Residence permit in Austria, work permit

In order to work in Austria, non-residents are required a so-called Beschäftigungsbewilligung (work permit).
However, certain exceptions exist:

  • foreigners married to Austrian or EU citizens with permanent residence permits;
  • children of Austrian or EU citizens, including adopted children and children under 21, having a permanent residence permit and residing with an Austrian or EU citizen.
  • refugees under the Refugee Convention having the right for long-time residence in Austria;
  • employees of teaching, scientific and cultural organizations created on the basis of interstate agreements;
  • employees of diplomatic corps and consular services or international organizations with a diplomatic status;
  • international media representatives – only for the period of accreditation;
  • professors, lecturers, instructors, research scientists, assistants invited to Austrian universities and art academies under a contract;
  • foreign citizens working in research and educational EU programs;
  • members of religious organizations and recognized denominations;
  • ship crews.

There are several types of work permits (Beschäftigungsbewilligung):
Entsendebewilligung – a business trip.
An employee of a foreign enterprise is dispatched to Austria in order to fulfil obligations under a contract signed with an Austrian company, provided that the duration of the co-joint project does not exceed 6 months. In this event the Austrian enterprise has to issue a “business trip permit” not exceeding 4 months. If the employee needs to stay longer, then Beschäftigungsbewilligung shall be issued.

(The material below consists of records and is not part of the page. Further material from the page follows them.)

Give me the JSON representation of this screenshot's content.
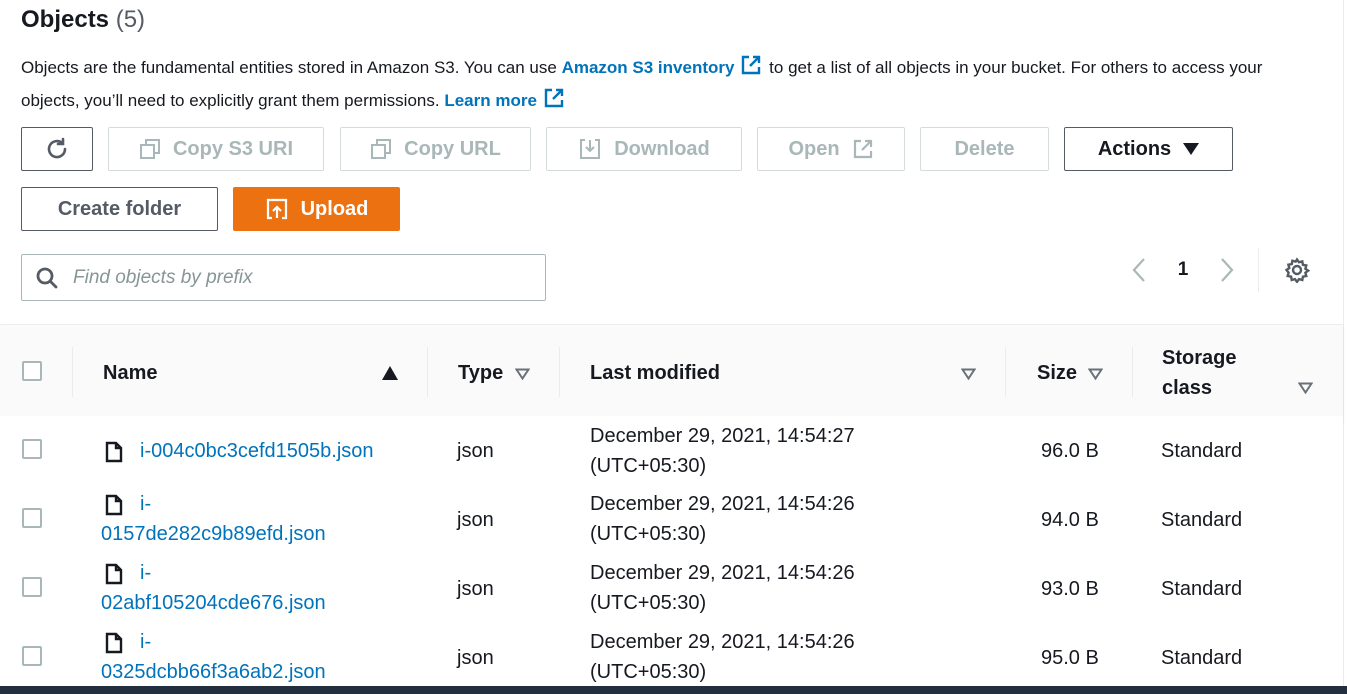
{
  "header": {
    "title": "Objects",
    "count": "(5)",
    "description_part1": "Objects are the fundamental entities stored in Amazon S3. You can use ",
    "inventory_link": "Amazon S3 inventory",
    "description_part2": " to get a list of all objects in your bucket. For others to access your objects, you’ll need to explicitly grant them permissions. ",
    "learn_more_link": "Learn more"
  },
  "toolbar": {
    "copy_s3_uri": "Copy S3 URI",
    "copy_url": "Copy URL",
    "download": "Download",
    "open": "Open",
    "delete": "Delete",
    "actions": "Actions",
    "create_folder": "Create folder",
    "upload": "Upload"
  },
  "search": {
    "placeholder": "Find objects by prefix",
    "value": ""
  },
  "pagination": {
    "current_page": "1"
  },
  "table": {
    "columns": {
      "name": "Name",
      "type": "Type",
      "last_modified": "Last modified",
      "size": "Size",
      "storage_class_line1": "Storage",
      "storage_class_line2": "class"
    },
    "rows": [
      {
        "name": "i-004c0bc3cefd1505b.json",
        "name_line1": "i-004c0bc3cefd1505b.json",
        "name_line2": "",
        "type": "json",
        "modified_date": "December 29, 2021, 14:54:27",
        "modified_tz": "(UTC+05:30)",
        "size": "96.0 B",
        "storage_class": "Standard"
      },
      {
        "name": "i-0157de282c9b89efd.json",
        "name_line1": "i-",
        "name_line2": "0157de282c9b89efd.json",
        "type": "json",
        "modified_date": "December 29, 2021, 14:54:26",
        "modified_tz": "(UTC+05:30)",
        "size": "94.0 B",
        "storage_class": "Standard"
      },
      {
        "name": "i-02abf105204cde676.json",
        "name_line1": "i-",
        "name_line2": "02abf105204cde676.json",
        "type": "json",
        "modified_date": "December 29, 2021, 14:54:26",
        "modified_tz": "(UTC+05:30)",
        "size": "93.0 B",
        "storage_class": "Standard"
      },
      {
        "name": "i-0325dcbb66f3a6ab2.json",
        "name_line1": "i-",
        "name_line2": "0325dcbb66f3a6ab2.json",
        "type": "json",
        "modified_date": "December 29, 2021, 14:54:26",
        "modified_tz": "(UTC+05:30)",
        "size": "95.0 B",
        "storage_class": "Standard"
      }
    ]
  },
  "icons": {
    "refresh": "refresh-icon",
    "copy": "copy-icon",
    "download": "download-icon",
    "external": "external-link-icon",
    "caret_down": "caret-down-icon",
    "upload": "upload-icon",
    "search": "search-icon",
    "settings": "gear-icon",
    "file": "file-icon"
  },
  "colors": {
    "link": "#0073bb",
    "primary_button": "#ec7211",
    "disabled_text": "#aab7b8",
    "border": "#545b64"
  }
}
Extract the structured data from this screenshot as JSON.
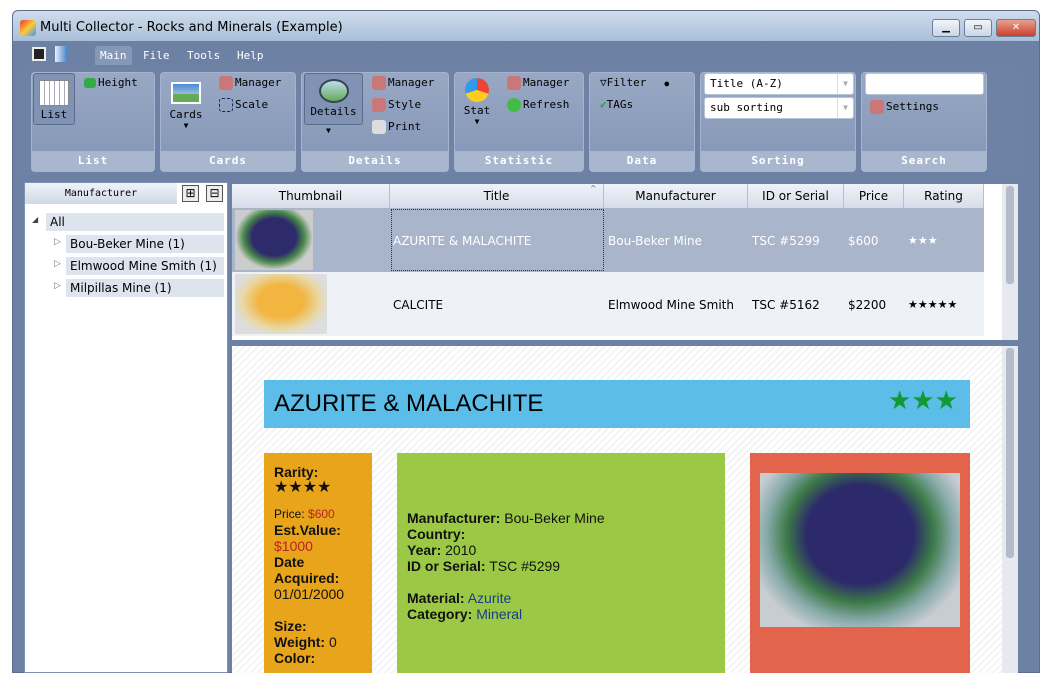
{
  "window": {
    "title": "Multi Collector - Rocks and Minerals (Example)"
  },
  "menu": [
    "Main",
    "File",
    "Tools",
    "Help"
  ],
  "ribbon": {
    "list": {
      "group": "List",
      "list_btn": "List",
      "height": "Height"
    },
    "cards": {
      "group": "Cards",
      "cards_btn": "Cards",
      "manager": "Manager",
      "scale": "Scale"
    },
    "details": {
      "group": "Details",
      "details_btn": "Details",
      "manager": "Manager",
      "style": "Style",
      "print": "Print"
    },
    "statistic": {
      "group": "Statistic",
      "stat_btn": "Stat",
      "manager": "Manager",
      "refresh": "Refresh"
    },
    "data": {
      "group": "Data",
      "filter": "Filter",
      "tags": "TAGs"
    },
    "sorting": {
      "group": "Sorting",
      "primary": "Title (A-Z)",
      "secondary": "sub sorting"
    },
    "search": {
      "group": "Search",
      "value": "",
      "settings": "Settings"
    }
  },
  "left": {
    "header": "Manufacturer",
    "root": "All",
    "items": [
      "Bou-Beker Mine (1)",
      "Elmwood Mine Smith (1)",
      "Milpillas Mine (1)"
    ]
  },
  "grid": {
    "columns": [
      "Thumbnail",
      "Title",
      "Manufacturer",
      "ID or Serial",
      "Price",
      "Rating"
    ],
    "rows": [
      {
        "title": "AZURITE & MALACHITE",
        "manufacturer": "Bou-Beker Mine",
        "id": "TSC #5299",
        "price": "$600",
        "rating": "★★★"
      },
      {
        "title": "CALCITE",
        "manufacturer": "Elmwood Mine Smith",
        "id": "TSC #5162",
        "price": "$2200",
        "rating": "★★★★★"
      }
    ]
  },
  "detail": {
    "title": "AZURITE & MALACHITE",
    "stars": "★★★",
    "rarity_label": "Rarity:",
    "rarity": "★★★★",
    "price_label": "Price:",
    "price": "$600",
    "estvalue_label": "Est.Value:",
    "estvalue": "$1000",
    "date_label": "Date Acquired:",
    "date": "01/01/2000",
    "size_label": "Size:",
    "weight_label": "Weight:",
    "weight": "0",
    "color_label": "Color:",
    "manufacturer_label": "Manufacturer:",
    "manufacturer": "Bou-Beker Mine",
    "country_label": "Country:",
    "year_label": "Year:",
    "year": "2010",
    "id_label": "ID or Serial:",
    "id": "TSC #5299",
    "material_label": "Material:",
    "material": "Azurite",
    "category_label": "Category:",
    "category": "Mineral"
  },
  "colors": {
    "header_bar": "#5bbde8",
    "rarity_box": "#e8a51c",
    "info_box": "#9bc945",
    "image_box": "#e2644c",
    "stars": "#119933"
  }
}
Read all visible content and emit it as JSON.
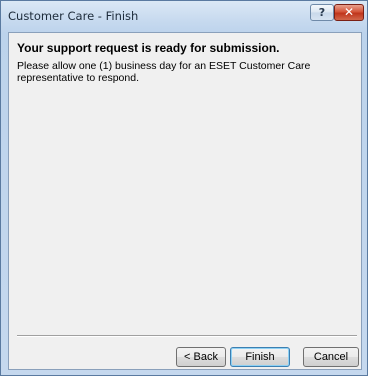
{
  "window": {
    "title": "Customer Care - Finish",
    "help_glyph": "?",
    "close_glyph": "✕"
  },
  "content": {
    "heading": "Your support request is ready for submission.",
    "message": "Please allow one (1) business day for an ESET Customer Care representative to respond."
  },
  "buttons": {
    "back": "< Back",
    "finish": "Finish",
    "cancel": "Cancel"
  },
  "colors": {
    "title_bar": "#c7daef",
    "client_bg": "#f0f0f0",
    "close_button": "#c0351c"
  }
}
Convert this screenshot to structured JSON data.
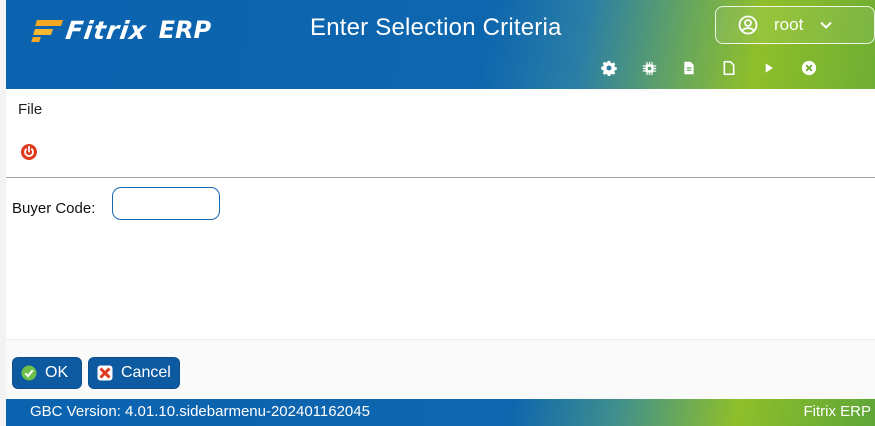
{
  "app": {
    "logo_text": "Fitrix",
    "logo_suffix": "ERP",
    "window_title": "Enter Selection Criteria"
  },
  "user": {
    "name": "root"
  },
  "toolbar": {
    "icons": [
      "gear-icon",
      "chip-icon",
      "document-icon",
      "new-page-icon",
      "play-icon",
      "close-circle-icon"
    ]
  },
  "menu": {
    "file_label": "File"
  },
  "form": {
    "buyer_code_label": "Buyer Code:",
    "buyer_code_value": ""
  },
  "actions": {
    "ok_label": "OK",
    "cancel_label": "Cancel"
  },
  "status": {
    "version_text": "GBC Version: 4.01.10.sidebarmenu-202401162045",
    "brand_text": "Fitrix ERP"
  },
  "colors": {
    "header_blue": "#0b63b0",
    "header_green": "#8fbf2a",
    "logo_orange": "#f5a623",
    "button_blue": "#0d5aa0",
    "power_red": "#e03a1e"
  }
}
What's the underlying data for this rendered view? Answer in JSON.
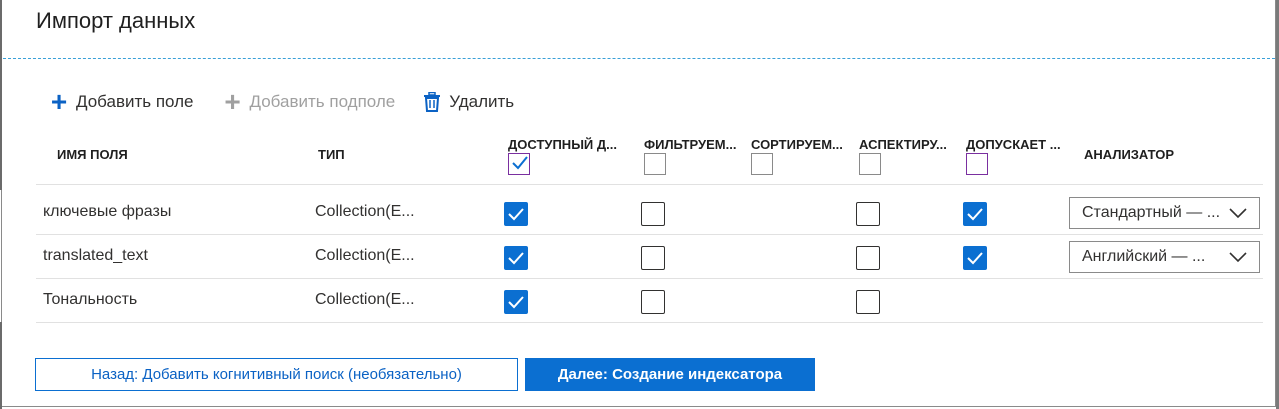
{
  "page": {
    "title": "Импорт данных"
  },
  "toolbar": {
    "add_field": "Добавить поле",
    "add_subfield": "Добавить подполе",
    "delete": "Удалить"
  },
  "columns": {
    "name": "ИМЯ ПОЛЯ",
    "type": "ТИП",
    "retrievable": "ДОСТУПНЫЙ Д...",
    "filterable": "ФИЛЬТРУЕМ...",
    "sortable": "СОРТИРУЕМ...",
    "facetable": "АСПЕКТИРУ...",
    "searchable": "ДОПУСКАЕТ ...",
    "analyzer": "АНАЛИЗАТОР"
  },
  "header_checks": {
    "retrievable": true,
    "filterable": false,
    "sortable": false,
    "facetable": false,
    "searchable": false
  },
  "rows": [
    {
      "name": "ключевые фразы",
      "type": "Collection(E...",
      "retrievable": true,
      "filterable": false,
      "facetable": false,
      "searchable": true,
      "analyzer": "Стандартный — ..."
    },
    {
      "name": "translated_text",
      "type": "Collection(E...",
      "retrievable": true,
      "filterable": false,
      "facetable": false,
      "searchable": true,
      "analyzer": "Английский — ..."
    },
    {
      "name": "Тональность",
      "type": "Collection(E...",
      "retrievable": true,
      "filterable": false,
      "facetable": false
    }
  ],
  "buttons": {
    "back": "Назад: Добавить когнитивный поиск (необязательно)",
    "next": "Далее: Создание индексатора"
  },
  "colors": {
    "accent": "#0b6fd1",
    "link": "#0b62c4",
    "disabled": "#a0a0a0",
    "divider": "#3aa0d8",
    "header_checkbox_border": "#7a2fa0"
  },
  "icons": [
    "plus-icon",
    "trash-icon",
    "checkmark-icon",
    "chevron-down-icon"
  ]
}
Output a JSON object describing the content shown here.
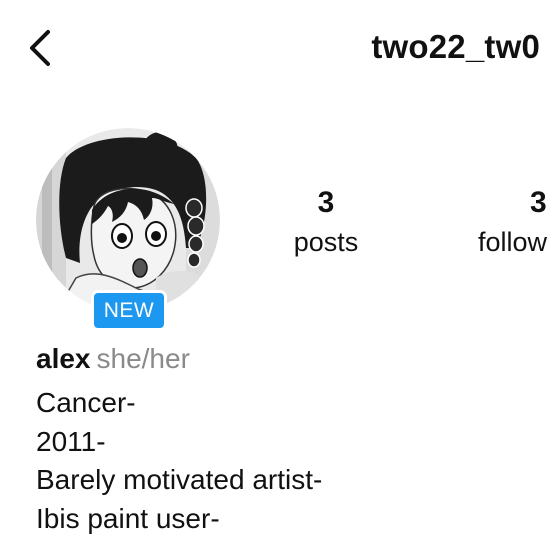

Beschäftigungsbewilligung – a permit to hire.
Issued by a labour administration (regional department of the employment office – Arbeitsmarktservice), the permit states the occupation and the job position of a foreign citizen. This permit is issued for an enterprise owner only if a job position is vacant and is not applied for by an Austrian citizen. Also, it applies only to a certain position and a certain employer. The permit is valid for 1 year and can be prolonged by an employer after submission of the corresponding application.

Arbeitserlaubnis – a permit to work in a certain federal state in Austria, where a foreign worker can choose both, an employer and a field of activity. Valid for 2 years. If a foreign citizen has worked for 52 weeks on a legal position in Austria (with a valid Beschäftigungsbewilligung), he can apply for Arbeitserlaubnis himself. This permit is not tied to a certain enterprise which is its main difference from Beschäftigungsbewilligung. In order to receive Arbeitserlaubnis, one should apply to a regional department of the employment office.

Befreiungsschein von der Beschäftigungsbewilligung is a certificate that abolishes employment limitations, issued to a foreigner after 8 years of work in Austria. The following categories of foreign citizens qualify for this certificate:

  • persons who have lived and worked in Austria for 8 and 5 years respectively;
  • youngsters with foreign citizenship (non-EU) who have lived most of their lives in Austria or who have obtained a half of their school education in Austria, while their parents spent at least 5 years in Austria. Therefore, if your child has been attending an Austrian school starting from the 5th form, he will not need a work permit after graduation. If a foreign citizen has Befreiungsschein von der Beschäftigungsbewilling, he doesn’t need any special permit for employment in Austria. The certificate can be issued in a regional department of the employment office (Arbeitsmarktservice).

According to Arbeitsmarktservice statistics, 220 300 foreign citizens work in Austria under various work permits (Beschäftigungsbewilligung, Arbeitserlaubnis, Befreiungsschein), of them 63 568 are Serbian citizens, 40 159 are from Bosnia-Herzegovina and 38 749 are from Turkey. 956 persons from the CIS are registered in Austria holding official work permits, which is a couple of hundreds less than the number of Chinese or Bulgarian immigrants. This small number is due to the fact that many CIS citizens are entrepreneurs (selbständige), while others are on a long-time business trip, work illegally or do not work at all.

AMS data demonstrates the following unemployment situation: in the end of February 2004, 287 049 unemployed persons were registered (of them 186 365 were men and 100 684 were women), 12 548 persons were unemployed for over a year and 41 340 unemployed were aged between 15 and 25. Meantime, total population of the Alpine Republic is around 8 million people. Compared to other federal states, Wien has the highest rate of 85 363 unemployed, while there are only 3 634 vacancies available. The best situation with vacant job positions is in Niederoesterreich – 4 346 (49 448 unemployed persons registered) – and in Vorarlberg – 3 634 positions (7 286 persons unemployed).

There are enough foreigners among the unemployed as well, namely 48 937 persons (36 598 men and 12 339 women). Bosnian, Turkish and Yugoslavian citizens are the first to mention. The law on employment of foreigners (Autsländerbeschäftigungsgesetz) impedes integration of foreigners into Austrian society. Immigrants are seen as competitors, which degrades the situation on the Austrian labour market. For instance, starting from 1990, the number of foreigners working in Austria has been cut by 8%.